The assessment of all outcomes data will perform for 5 times; 1) baseline, 2) after 4th and
3) 8th of treatments, and 4) after 1st and 5) 2nd month of self-home based exercise. The
researcher who evaluates the outcome data will be blinded to the group of participant. They
will be involved only in the admission, randomization, physical examination, and discharge.
All physical therapists will be undergoing the meeting and practical session to clarify the
study protocol and treatment guidelines. To ensure the participants able to do home program
exercise properly, the understanding and compliance will be checked by phone call and record
the number of exercise in the logbook.
The statistical significance will be estimated at probability (p-value < 0.05).

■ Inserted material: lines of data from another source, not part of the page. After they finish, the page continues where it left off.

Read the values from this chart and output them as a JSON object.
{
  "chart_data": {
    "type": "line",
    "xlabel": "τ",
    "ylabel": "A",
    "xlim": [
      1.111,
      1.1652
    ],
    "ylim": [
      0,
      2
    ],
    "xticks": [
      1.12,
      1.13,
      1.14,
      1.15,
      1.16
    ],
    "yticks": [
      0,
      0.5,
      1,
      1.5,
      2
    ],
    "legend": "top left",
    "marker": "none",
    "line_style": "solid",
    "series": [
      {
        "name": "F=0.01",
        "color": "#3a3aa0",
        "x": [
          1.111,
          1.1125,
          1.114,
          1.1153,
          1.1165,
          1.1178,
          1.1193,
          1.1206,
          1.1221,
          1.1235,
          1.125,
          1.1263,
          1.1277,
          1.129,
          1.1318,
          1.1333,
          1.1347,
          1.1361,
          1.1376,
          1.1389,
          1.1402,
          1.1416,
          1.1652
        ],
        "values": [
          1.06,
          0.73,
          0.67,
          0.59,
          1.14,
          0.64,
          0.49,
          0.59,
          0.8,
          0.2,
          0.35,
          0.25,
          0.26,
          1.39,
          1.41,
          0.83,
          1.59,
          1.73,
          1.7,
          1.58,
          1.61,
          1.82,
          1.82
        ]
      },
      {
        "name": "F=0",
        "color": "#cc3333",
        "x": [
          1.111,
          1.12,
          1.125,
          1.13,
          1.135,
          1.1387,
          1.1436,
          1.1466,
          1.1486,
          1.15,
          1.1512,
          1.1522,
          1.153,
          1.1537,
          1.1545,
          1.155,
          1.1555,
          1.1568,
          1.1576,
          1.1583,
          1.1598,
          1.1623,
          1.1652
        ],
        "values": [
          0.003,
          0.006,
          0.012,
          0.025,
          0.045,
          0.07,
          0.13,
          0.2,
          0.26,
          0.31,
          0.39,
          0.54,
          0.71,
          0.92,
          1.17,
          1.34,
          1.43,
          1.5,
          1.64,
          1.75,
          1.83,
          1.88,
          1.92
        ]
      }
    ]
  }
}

The
descriptive statistic will be used to analyze the demographic and baseline characteristics of
the participants. The Kolmogorov- Smirnov Goodness of Fit test will be tested the data
distribution. The baseline data will be compared between groups to investigate the difference
by using the independent t-test and Mann-Whitney U test for normal and non-normal
distribution of data. The outcome measurements are the VAS score, FFI score, gait parameter,
plantar fascia thickness, muscle strength, and ankle ROM will be analyzed by the two-way
repeated ANOVA among baseline, after 4th and 8th of treatments, and after 1st and 2nd month
of self-home based exercise. If the data are not normally distributed, Friedman test will be
used to compare the mean differences.